By Travis Kennedy
This is an exciting time in the business-to-business world. Never before has a manufacturer in the water and wastewater market had the opportunity to control their own destiny to the extent it does right now.
Twenty years ago the situation was much different. It was a “suckers bet” where publishers held huge leverage over manufacturers because there were so few options beyond running display ads in magazines to reach your target audience. Manufacturers were forced to spend $100,000 or more to take out full-page print ads in industry publications in the hope that someone within their target market would find them, be impacted and take action. Most of the time, that call from a qualified prospect with readily available funds and authority to make a purchasing decision was VERY rare.
Enter the world of digital marketing around the turn of the century. With many water and wastewater manufacturers now making their digital spend the foundation of their marketing plans, the road towards achieving a flow of sales prospects has become clearer.
The customer journey is much different now than it was in the 1990s, 2000s, even 2010s. With content playing a MUCH larger role in how potential customers become familiar with and identify with your company, marketing has now become a process of content production, audience presentment, and lead reporting.

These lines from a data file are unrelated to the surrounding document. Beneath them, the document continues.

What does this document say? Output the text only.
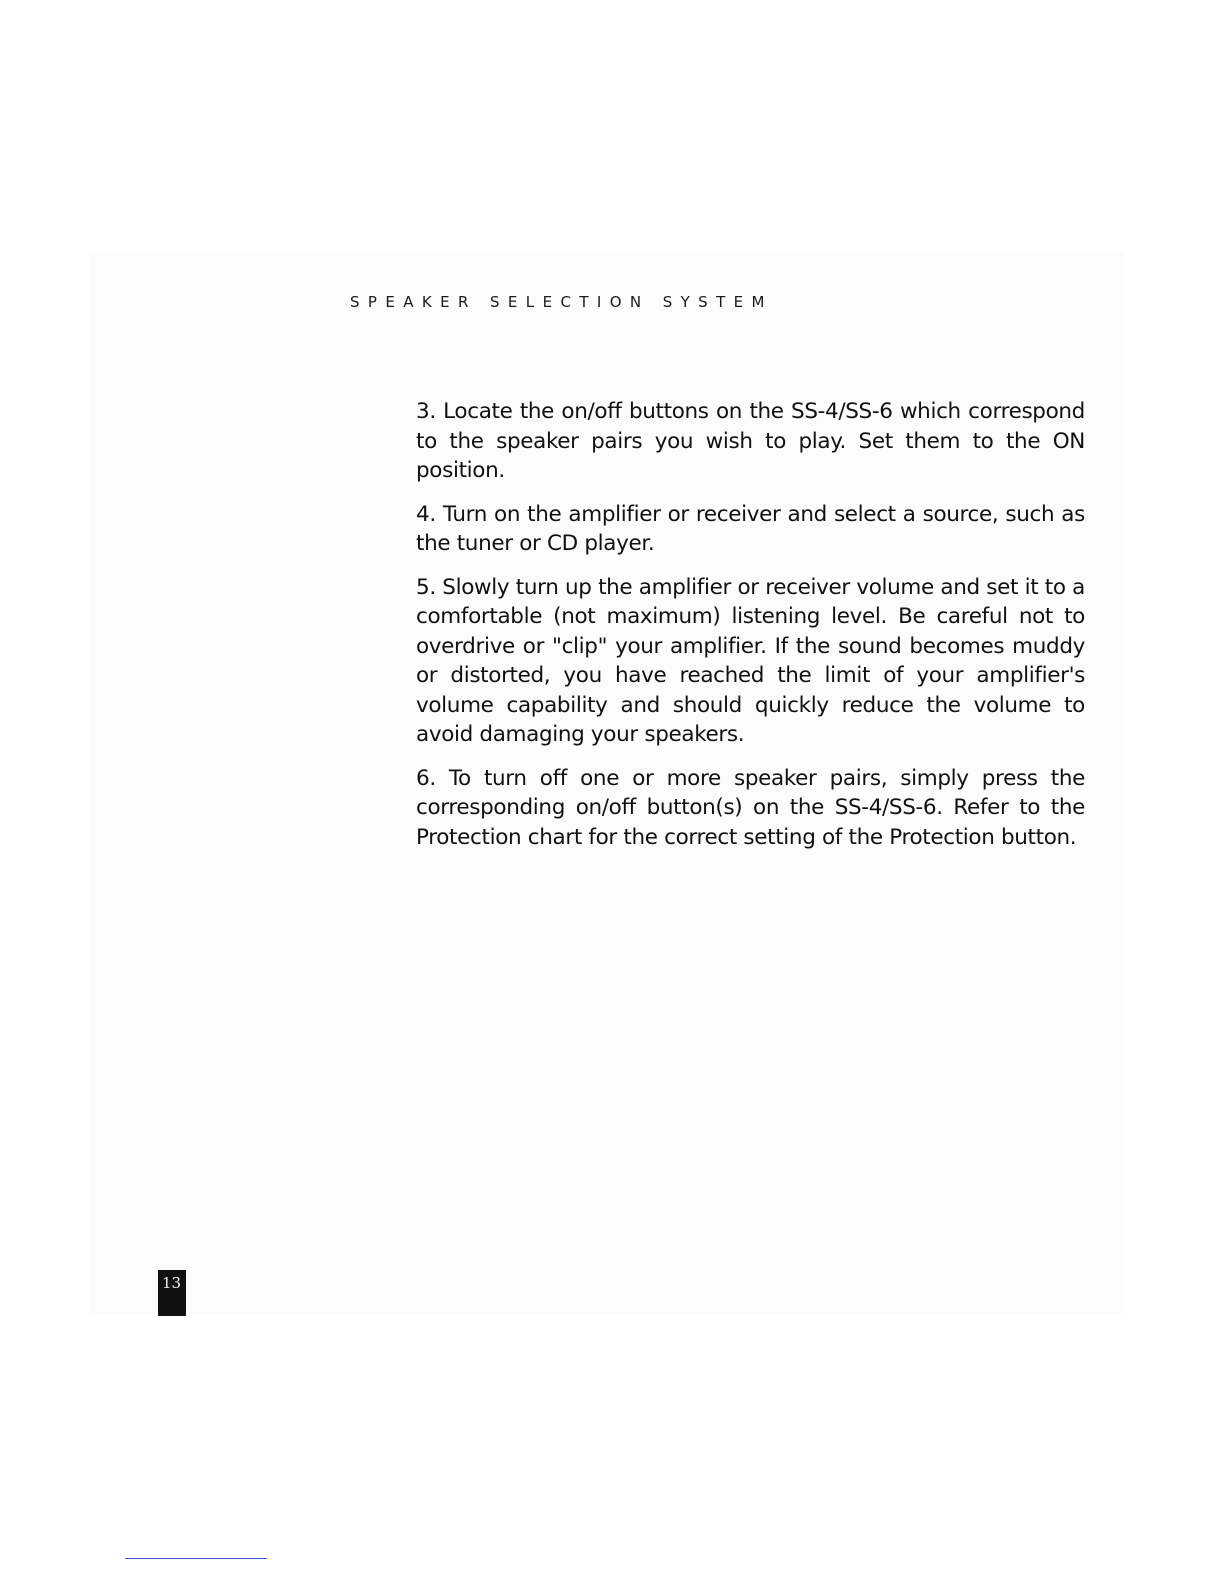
SPEAKER SELECTION SYSTEM

3. Locate the on/off buttons on the SS-4/SS-6 which correspond to the speaker pairs you wish to play. Set them to the ON position.

4. Turn on the amplifier or receiver and select a source, such as the tuner or CD player.

5. Slowly turn up the amplifier or receiver volume and set it to a comfortable (not maximum) listening level. Be careful not to overdrive or "clip" your amplifier. If the sound becomes muddy or distorted, you have reached the limit of your amplifier's volume capability and should quickly reduce the volume to avoid damaging your speakers.

6. To turn off one or more speaker pairs, simply press the corresponding on/off button(s) on the SS-4/SS-6. Refer to the Protection chart for the correct setting of the Protection button.

13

With more content comes more sales leads. I’ve had hundreds of conversations with manufacturers in our market about what constitutes a “sales lead” and as you might guess, I’ve heard many definitions. While almost all definitions differ by company there are two that stand out. On one side there exists a definition built on some type of interest. If there is interest in your company’s products AND/OR content and that results in an exchange of information, like contact information, that constitutes a sales lead. On the other side, I’ve heard company vernacular define a sales lead as a prospect who wants to buy, wants to buy now, wants to buy from them and has the money ready.
With that, I decided to do some old school homework and try and find the literal definition of the term “sales lead”. Now, of course no one uses dictionaries or encyclopedias anymore so where did I go..? Online of course and right to the business version of Wikipedia. Here’s what it said:
A sales lead is a prospective consumer of a product or service, created when an individual or business shows interest and provides contact information. A sales lead is not a sales prospect; further qualification and nurturing of the lead is necessary to increase interest.
Once increased interest is nurtured the lead can then become a Sales Prospect and expectations of a sale, timing, and revenue can begin. The goal therefore is to turn every sales lead through nurturing them over time into a sales prospect. A sales prospect in almost every case needs to start and will indeed start as a sales lead. You need ONE before you can get the OTHER.
By producing content, presenting that content to the market and nurturing each sales lead with additional insight and information, you are well on your way to producing more sales prospects than you ever thought was possible. You now have the tools available to achieve the very thing manufacturers have been trying to achieve for the better part of the last 100 years … Now THAT’S exciting!!!!